The reason I first started searching for a support group a couple of months after my love's dx was that I felt unappreciated and unloved by the man a had built a life with for 29 yrs.! I remember one of my first posts was sharing how he would go deep inside himself and not show me love, gratitude or affection. We had always been demonstrative toward each other. Many wonderful folks here shared with me of their experiences and suggested I continue to love him as I always had and try hard to understand or accept what he was going through. I really tried, and for the most part accepted the reality, but sometimes I just had to say," no, I will not let the cancer take away the love of 29 yrs., and I would tell him that now more than ever I needed him to be the man I fell in love with". So, how did it go? Well, mostly we held, told each other how much we loved each other, tried to see through each others eyes what the other might be feeling. There were still days that he would disconnect, it hurt, but our love would bring him back.

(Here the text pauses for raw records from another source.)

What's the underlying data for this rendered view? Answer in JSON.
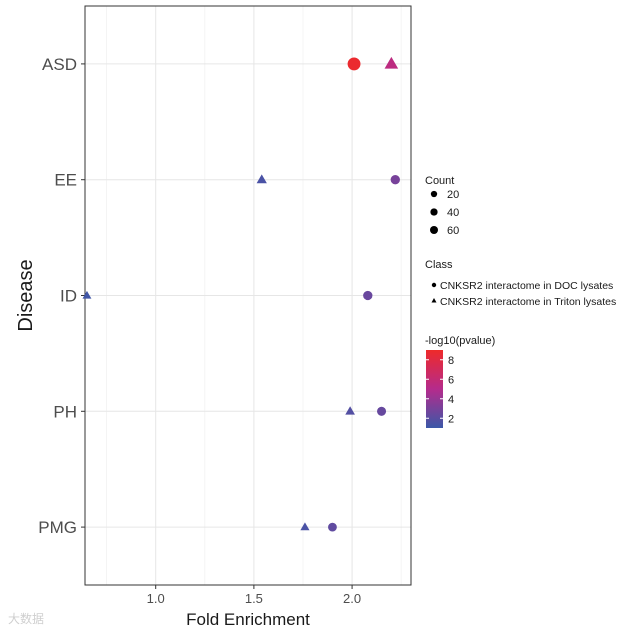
{
  "chart_data": {
    "type": "scatter",
    "xlabel": "Fold Enrichment",
    "ylabel": "Disease",
    "xlim": [
      0.64,
      2.3
    ],
    "x_ticks": [
      1.0,
      1.5,
      2.0
    ],
    "x_tick_labels": [
      "1.0",
      "1.5",
      "2.0"
    ],
    "categories": [
      "ASD",
      "EE",
      "ID",
      "PH",
      "PMG"
    ],
    "grid": true,
    "legend_position": "right",
    "series": [
      {
        "name": "CNKSR2 interactome in DOC lysates",
        "shape": "circle",
        "points": [
          {
            "category": "ASD",
            "x": 2.01,
            "count": 60,
            "neg_log10_p": 8.8
          },
          {
            "category": "EE",
            "x": 2.22,
            "count": 12,
            "neg_log10_p": 3.0
          },
          {
            "category": "ID",
            "x": 2.08,
            "count": 12,
            "neg_log10_p": 2.5
          },
          {
            "category": "PH",
            "x": 2.15,
            "count": 10,
            "neg_log10_p": 2.4
          },
          {
            "category": "PMG",
            "x": 1.9,
            "count": 8,
            "neg_log10_p": 2.2
          }
        ]
      },
      {
        "name": "CNKSR2 interactome in Triton lysates",
        "shape": "triangle",
        "points": [
          {
            "category": "ASD",
            "x": 2.2,
            "count": 50,
            "neg_log10_p": 5.5
          },
          {
            "category": "EE",
            "x": 1.54,
            "count": 12,
            "neg_log10_p": 1.5
          },
          {
            "category": "ID",
            "x": 0.65,
            "count": 4,
            "neg_log10_p": 1.2
          },
          {
            "category": "PH",
            "x": 1.99,
            "count": 8,
            "neg_log10_p": 1.8
          },
          {
            "category": "PMG",
            "x": 1.76,
            "count": 5,
            "neg_log10_p": 1.5
          }
        ]
      }
    ],
    "size_legend": {
      "title": "Count",
      "values": [
        20,
        40,
        60
      ],
      "labels": [
        "20",
        "40",
        "60"
      ]
    },
    "shape_legend": {
      "title": "Class",
      "labels": [
        "CNKSR2 interactome in DOC lysates",
        "CNKSR2 interactome in Triton lysates"
      ]
    },
    "color_legend": {
      "title": "-log10(pvalue)",
      "ticks": [
        2,
        4,
        6,
        8
      ],
      "tick_labels": [
        "2",
        "4",
        "6",
        "8"
      ],
      "range": [
        1,
        9
      ],
      "low_color": "#3b58a8",
      "mid_color": "#b52b8c",
      "high_color": "#ee2a2a"
    }
  },
  "watermark": "大数据"
}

I hope that you and Doug are able to find each other again, this Beast can test the best of us. A dear friend of mine told me that after her husband passed she realized that most everything was "crap"(blankets, bills, appointments...), in the end what really matters is our relationships with those whom we love and love us!
Best to you and Doug,
Lucy0 -
words
April....that sounds so similar to some things that Ken wrote to me; although not all at once. But he had told me that he would give anything to have just one day that he was not in pain and could swallow anything...be it food or drink. I feel so bad now that I was always accusing him of not fighting and giving up. I don't think I had any idea how bad he was struggling. I think he, like Pat, was fighting the best he could.
Give Pat a hug for me. The stress on larys is so much worse since they have an even harder time expressing their thoughts and feelings.